Fast entry to major indexes could force large passive buying despite a tiny float.

Overview

  • SpaceX has confidentially filed for a possible June IPO targeting about $75 billion at roughly a $1.75 trillion valuation, with reports pointing to an unusually large 20%–30% retail allocation and a small public float, while prediction markets price roughly low‑70% odds of a June listing.
  • Nasdaq changed its inclusion rules to allow new mega listings into major indexes after 15 trading days and to boost the index weight of very low‑float stocks, a setup that could pull in significant buying from passive funds and increase early price swings.
  • Underwriters are discussing shorter or staggered lock‑ups in place of the typical 180 days, a shift that could let some insiders sell sooner and drip more shares into the market during the first months of trading.

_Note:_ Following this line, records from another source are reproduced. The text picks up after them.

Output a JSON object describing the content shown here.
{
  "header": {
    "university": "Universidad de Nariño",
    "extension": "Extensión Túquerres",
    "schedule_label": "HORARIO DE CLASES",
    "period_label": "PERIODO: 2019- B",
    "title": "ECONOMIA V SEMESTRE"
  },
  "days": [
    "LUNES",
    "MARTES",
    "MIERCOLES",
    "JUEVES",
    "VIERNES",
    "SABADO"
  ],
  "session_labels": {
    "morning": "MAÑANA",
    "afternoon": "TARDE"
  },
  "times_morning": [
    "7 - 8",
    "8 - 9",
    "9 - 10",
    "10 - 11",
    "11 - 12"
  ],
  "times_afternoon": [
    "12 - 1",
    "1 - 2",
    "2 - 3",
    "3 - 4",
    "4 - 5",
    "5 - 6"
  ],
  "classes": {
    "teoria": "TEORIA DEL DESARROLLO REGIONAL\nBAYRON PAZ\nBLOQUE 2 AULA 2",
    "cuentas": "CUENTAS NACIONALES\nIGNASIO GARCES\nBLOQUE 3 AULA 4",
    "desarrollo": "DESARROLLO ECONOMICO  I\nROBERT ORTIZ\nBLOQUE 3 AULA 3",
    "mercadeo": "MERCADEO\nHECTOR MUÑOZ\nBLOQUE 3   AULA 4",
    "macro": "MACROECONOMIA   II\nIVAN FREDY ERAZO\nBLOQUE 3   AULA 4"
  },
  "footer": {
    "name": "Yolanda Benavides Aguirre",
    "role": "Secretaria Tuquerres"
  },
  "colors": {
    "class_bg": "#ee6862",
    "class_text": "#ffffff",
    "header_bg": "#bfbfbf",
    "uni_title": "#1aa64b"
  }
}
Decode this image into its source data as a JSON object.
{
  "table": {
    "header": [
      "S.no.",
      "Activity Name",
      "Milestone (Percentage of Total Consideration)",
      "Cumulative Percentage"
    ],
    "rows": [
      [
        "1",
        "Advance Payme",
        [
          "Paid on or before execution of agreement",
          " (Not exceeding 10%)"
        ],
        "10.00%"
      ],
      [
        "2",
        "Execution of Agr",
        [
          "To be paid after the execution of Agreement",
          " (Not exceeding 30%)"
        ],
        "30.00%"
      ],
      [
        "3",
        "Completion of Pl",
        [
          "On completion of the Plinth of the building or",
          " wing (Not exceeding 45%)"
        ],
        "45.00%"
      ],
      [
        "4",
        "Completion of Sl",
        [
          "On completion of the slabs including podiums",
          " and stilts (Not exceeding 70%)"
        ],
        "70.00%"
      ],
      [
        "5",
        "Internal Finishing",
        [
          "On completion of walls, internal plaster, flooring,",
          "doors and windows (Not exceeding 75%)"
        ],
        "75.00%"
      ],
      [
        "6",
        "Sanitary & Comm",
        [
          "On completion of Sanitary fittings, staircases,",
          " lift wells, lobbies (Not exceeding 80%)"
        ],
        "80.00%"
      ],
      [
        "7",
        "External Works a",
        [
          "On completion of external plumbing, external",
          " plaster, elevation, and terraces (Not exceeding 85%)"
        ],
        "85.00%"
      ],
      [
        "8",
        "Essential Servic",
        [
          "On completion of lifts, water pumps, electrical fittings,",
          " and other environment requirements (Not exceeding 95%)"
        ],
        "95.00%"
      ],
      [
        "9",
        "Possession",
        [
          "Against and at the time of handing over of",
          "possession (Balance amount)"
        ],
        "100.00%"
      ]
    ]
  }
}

  • The U.S. Space Force selected SpaceX among 12 firms for contracts worth up to $3.2 billion to develop space‑based interceptor prototypes, adding a potential new government revenue line ahead of the listing.
  • Recent reports show SpaceX’s 2025 revenue growth slowed to about 18% and losses neared $5 billion due to heavy AI spending after absorbing xAI, a near‑term financial drag the company is balancing with a pitch built on space infrastructure and an AI growth story.